The National Youth Authority (NYA) has reaffirmed its commitment to positioning young people as drivers of Africa’s economic integration, as its Chief Executive Officer, Osman Abdulai Ayariga, Esq, outlined bold policy priorities at the African Prosperity Dialogue.

Speaking to policymakers, business leaders, and development partners, Mr Ayariga highlighted the growing urgency of youth entrepreneurship amid rising unemployment across the continent. He observed that for many young Africans—particularly in creative and digital sectors—entrepreneurship is no longer optional but a means of survival.

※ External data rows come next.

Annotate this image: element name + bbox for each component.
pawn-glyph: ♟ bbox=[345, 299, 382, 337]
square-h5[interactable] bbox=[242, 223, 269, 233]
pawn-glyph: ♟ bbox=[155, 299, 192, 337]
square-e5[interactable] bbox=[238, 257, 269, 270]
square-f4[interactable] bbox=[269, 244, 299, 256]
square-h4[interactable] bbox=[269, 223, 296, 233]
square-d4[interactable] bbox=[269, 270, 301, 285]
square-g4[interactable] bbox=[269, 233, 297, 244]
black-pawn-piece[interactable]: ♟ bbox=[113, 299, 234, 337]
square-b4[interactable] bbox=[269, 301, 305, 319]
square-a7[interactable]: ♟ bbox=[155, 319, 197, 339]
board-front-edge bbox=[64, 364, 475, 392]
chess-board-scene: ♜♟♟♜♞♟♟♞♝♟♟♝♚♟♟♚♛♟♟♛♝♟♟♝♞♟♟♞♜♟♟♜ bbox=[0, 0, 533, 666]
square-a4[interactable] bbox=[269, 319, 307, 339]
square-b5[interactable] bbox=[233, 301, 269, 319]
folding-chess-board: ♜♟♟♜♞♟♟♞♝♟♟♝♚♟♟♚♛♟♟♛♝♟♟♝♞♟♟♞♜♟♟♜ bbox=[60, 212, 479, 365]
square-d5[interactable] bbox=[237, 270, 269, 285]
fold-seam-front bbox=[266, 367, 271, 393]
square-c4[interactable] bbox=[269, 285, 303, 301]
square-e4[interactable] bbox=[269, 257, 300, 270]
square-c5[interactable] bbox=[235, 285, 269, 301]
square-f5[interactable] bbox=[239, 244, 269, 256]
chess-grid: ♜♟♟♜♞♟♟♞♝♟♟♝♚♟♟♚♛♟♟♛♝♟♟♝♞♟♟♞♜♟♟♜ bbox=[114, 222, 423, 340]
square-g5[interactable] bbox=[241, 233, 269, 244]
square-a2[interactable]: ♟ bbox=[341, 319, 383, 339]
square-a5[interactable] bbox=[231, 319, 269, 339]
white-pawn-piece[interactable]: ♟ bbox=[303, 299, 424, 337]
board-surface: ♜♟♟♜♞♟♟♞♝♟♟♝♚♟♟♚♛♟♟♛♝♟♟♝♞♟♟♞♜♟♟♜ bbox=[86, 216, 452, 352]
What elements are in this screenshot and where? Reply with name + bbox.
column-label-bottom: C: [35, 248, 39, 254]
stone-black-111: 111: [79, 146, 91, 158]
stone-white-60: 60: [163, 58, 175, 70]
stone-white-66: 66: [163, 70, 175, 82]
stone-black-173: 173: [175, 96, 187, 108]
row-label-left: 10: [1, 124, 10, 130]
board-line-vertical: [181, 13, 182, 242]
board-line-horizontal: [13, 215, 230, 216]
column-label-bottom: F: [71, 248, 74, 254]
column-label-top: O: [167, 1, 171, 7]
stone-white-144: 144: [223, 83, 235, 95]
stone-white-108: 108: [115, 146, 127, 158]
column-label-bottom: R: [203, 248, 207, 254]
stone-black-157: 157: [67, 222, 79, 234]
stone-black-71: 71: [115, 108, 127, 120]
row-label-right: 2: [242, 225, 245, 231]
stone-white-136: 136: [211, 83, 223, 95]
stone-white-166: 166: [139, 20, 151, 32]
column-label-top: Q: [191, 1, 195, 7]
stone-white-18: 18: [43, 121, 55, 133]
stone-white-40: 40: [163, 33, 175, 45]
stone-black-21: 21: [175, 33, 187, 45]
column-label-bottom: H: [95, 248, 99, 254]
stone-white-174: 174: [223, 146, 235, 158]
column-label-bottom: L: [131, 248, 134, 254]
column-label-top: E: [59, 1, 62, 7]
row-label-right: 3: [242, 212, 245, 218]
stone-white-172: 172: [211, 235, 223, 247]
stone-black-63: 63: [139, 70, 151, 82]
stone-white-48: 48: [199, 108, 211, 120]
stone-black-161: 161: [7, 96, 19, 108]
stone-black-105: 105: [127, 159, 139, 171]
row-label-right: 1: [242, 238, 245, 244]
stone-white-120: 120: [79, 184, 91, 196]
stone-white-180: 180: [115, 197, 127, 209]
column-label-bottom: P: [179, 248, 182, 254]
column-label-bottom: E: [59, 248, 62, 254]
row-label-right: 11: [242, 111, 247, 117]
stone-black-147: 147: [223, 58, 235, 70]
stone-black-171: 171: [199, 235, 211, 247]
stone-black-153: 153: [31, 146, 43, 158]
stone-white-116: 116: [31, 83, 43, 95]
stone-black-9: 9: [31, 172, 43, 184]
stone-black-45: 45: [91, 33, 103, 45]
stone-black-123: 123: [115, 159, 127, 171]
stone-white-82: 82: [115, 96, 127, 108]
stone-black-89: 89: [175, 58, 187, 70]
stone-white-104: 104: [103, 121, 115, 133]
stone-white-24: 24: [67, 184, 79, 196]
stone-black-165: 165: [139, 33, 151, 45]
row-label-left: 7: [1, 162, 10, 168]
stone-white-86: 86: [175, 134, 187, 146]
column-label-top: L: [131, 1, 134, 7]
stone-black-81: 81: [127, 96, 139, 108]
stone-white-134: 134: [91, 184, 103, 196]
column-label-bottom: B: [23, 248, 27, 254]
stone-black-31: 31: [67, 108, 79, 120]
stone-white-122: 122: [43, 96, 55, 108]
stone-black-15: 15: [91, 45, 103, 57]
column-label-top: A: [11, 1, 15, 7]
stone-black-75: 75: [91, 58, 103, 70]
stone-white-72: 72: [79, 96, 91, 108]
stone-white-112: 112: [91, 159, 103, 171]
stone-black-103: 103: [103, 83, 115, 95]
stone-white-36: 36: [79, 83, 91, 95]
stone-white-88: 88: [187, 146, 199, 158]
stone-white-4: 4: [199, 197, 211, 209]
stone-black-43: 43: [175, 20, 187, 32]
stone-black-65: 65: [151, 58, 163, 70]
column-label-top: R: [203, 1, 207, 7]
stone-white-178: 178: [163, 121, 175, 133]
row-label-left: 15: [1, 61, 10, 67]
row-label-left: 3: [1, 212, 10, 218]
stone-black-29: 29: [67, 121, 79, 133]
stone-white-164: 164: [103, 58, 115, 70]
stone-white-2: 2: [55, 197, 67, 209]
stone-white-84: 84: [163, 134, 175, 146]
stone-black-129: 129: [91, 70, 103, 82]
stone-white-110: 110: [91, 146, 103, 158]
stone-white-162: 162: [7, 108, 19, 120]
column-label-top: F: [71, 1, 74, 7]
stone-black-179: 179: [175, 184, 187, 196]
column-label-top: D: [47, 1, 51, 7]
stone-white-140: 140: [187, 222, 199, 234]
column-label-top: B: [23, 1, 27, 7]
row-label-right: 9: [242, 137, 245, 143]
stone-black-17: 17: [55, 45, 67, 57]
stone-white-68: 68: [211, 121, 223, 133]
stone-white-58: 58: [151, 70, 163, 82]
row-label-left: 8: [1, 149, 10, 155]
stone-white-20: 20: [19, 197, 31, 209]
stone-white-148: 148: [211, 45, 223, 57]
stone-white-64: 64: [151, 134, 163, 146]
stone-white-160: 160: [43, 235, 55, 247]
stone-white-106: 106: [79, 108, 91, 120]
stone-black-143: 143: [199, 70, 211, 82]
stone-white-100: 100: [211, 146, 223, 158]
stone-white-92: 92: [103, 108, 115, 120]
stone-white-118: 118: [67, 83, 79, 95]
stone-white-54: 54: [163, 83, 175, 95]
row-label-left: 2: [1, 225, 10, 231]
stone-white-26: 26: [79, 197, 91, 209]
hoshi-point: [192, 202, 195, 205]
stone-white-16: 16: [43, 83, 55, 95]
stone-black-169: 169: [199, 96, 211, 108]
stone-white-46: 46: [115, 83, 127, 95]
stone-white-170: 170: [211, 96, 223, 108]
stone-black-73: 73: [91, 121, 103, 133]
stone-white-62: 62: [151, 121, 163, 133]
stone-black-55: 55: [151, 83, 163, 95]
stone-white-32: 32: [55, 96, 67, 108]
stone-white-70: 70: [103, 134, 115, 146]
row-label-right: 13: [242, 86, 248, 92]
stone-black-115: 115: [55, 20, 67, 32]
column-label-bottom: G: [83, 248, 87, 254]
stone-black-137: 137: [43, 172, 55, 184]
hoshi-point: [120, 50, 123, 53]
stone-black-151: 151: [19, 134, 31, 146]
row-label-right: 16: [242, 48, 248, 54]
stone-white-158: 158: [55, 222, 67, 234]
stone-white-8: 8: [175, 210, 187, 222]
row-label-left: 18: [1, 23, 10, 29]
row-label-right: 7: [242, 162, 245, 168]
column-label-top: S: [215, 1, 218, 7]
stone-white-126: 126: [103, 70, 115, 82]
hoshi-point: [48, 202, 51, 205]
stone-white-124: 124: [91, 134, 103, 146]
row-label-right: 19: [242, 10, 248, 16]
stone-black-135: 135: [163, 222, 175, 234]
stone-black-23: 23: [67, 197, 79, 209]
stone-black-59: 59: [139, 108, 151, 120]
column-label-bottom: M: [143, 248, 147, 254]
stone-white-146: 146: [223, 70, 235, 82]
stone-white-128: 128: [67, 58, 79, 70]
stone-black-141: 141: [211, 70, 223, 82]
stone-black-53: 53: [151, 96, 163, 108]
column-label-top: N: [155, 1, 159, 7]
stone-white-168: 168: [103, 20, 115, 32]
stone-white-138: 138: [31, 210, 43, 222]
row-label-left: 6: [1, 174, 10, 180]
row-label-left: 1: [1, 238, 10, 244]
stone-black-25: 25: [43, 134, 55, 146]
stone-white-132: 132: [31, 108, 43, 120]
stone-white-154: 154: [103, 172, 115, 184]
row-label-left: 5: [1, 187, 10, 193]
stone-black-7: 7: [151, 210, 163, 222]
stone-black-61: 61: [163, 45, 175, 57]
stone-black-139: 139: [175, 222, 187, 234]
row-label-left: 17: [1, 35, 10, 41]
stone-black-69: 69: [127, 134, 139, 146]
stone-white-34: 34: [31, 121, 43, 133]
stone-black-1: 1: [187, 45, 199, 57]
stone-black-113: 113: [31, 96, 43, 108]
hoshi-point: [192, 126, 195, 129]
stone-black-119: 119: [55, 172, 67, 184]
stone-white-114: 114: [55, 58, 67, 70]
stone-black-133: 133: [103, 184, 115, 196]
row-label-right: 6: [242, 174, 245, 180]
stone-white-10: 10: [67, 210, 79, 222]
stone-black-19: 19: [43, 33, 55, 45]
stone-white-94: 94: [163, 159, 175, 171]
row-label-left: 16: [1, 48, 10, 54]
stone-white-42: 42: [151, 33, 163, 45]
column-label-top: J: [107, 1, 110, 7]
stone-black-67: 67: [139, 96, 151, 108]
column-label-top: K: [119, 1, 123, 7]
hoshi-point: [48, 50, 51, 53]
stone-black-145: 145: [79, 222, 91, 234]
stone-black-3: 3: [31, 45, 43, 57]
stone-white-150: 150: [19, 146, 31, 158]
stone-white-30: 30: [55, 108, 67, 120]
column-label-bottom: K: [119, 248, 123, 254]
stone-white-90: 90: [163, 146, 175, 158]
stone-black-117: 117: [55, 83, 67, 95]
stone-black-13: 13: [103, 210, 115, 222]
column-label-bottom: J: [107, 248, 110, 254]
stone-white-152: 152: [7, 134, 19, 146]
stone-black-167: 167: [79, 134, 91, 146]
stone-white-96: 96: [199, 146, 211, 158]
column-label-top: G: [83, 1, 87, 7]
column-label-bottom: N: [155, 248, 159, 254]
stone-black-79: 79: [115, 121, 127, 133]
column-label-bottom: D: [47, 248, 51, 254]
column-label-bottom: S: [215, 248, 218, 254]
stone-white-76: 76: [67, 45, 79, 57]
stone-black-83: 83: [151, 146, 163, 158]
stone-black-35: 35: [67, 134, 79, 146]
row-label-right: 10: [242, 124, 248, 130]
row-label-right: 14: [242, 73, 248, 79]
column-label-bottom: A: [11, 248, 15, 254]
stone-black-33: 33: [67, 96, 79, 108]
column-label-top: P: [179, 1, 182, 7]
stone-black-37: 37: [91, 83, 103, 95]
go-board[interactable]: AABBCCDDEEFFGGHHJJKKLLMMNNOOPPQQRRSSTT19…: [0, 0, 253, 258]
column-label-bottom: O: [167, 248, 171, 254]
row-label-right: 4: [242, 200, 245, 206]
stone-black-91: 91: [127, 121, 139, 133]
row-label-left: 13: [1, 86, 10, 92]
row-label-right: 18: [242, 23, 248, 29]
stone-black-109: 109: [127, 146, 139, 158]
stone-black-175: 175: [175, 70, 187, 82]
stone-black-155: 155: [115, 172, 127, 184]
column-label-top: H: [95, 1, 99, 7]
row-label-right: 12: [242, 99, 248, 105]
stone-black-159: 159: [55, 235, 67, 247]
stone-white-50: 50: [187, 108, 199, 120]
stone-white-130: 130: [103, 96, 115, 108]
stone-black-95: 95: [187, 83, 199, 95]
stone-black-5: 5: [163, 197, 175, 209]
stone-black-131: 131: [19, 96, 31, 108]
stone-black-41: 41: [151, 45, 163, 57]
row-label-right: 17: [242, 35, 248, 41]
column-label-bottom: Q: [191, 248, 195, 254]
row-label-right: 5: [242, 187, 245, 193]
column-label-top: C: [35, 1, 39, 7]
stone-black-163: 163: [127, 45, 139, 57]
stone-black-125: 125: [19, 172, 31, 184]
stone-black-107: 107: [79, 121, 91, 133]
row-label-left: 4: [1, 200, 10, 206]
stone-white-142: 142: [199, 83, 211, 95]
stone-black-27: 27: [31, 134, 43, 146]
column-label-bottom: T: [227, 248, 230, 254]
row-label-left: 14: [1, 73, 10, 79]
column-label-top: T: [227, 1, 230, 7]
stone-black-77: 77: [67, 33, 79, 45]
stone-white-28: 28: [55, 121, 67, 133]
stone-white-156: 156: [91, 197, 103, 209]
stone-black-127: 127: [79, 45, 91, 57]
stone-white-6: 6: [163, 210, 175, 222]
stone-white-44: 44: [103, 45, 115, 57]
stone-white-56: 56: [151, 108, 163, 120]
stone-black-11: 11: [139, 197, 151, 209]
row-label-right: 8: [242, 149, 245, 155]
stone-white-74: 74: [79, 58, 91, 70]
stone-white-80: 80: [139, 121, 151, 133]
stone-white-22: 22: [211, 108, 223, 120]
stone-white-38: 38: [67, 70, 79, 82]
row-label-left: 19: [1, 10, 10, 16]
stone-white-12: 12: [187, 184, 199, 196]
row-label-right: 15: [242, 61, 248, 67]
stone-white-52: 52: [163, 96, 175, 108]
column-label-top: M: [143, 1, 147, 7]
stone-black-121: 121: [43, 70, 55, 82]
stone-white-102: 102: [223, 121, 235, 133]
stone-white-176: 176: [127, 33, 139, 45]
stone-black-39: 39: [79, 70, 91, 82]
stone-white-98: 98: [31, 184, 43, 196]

He pointed to Ghana’s recent Black Star Experience as a strategic intervention that signalled the country’s intention to treat culture as economic infrastructure and creativity as enterprise capable of driving tourism, jobs, and global engagement.

At the institutional level, Mr Ayariga emphasized that the NYA’s mandate under the National Youth Authority Act, 2016, reinforced by the National Youth Policy 2022–2032, places creativity, innovation, entrepreneurship, and global engagement at the centre of youth development.

He announced that the National Apprenticeship Programme, currently under implementation by the NYA, is designed to formalise skills acquisition, align training with real value chains, and prepare young people for opportunities beyond national borders under AfCFTA.

“This programme is not about numbers but direction—from informal skills to recognised competence, from domestic employability to regional competitiveness,” he explained.

However, the NYA CEO warned that skills without mobility become “stranded assets,” stressing the need for the effective implementation of the Protocol on the Free Movement of Persons. He also called for stronger intellectual property protection and financing structures for creatives, supported by private sector collaboration.

Mr Ayariga concluded that AfCFTA’s success depends on whether Africa’s youth and creatives are empowered to shape it.

“AfCFTA will either be shaped by Africa’s youth, or it will underperform. There is no third option,” he said, adding that the NYA will continue to position young people not as beneficiaries of integration, but as its architects.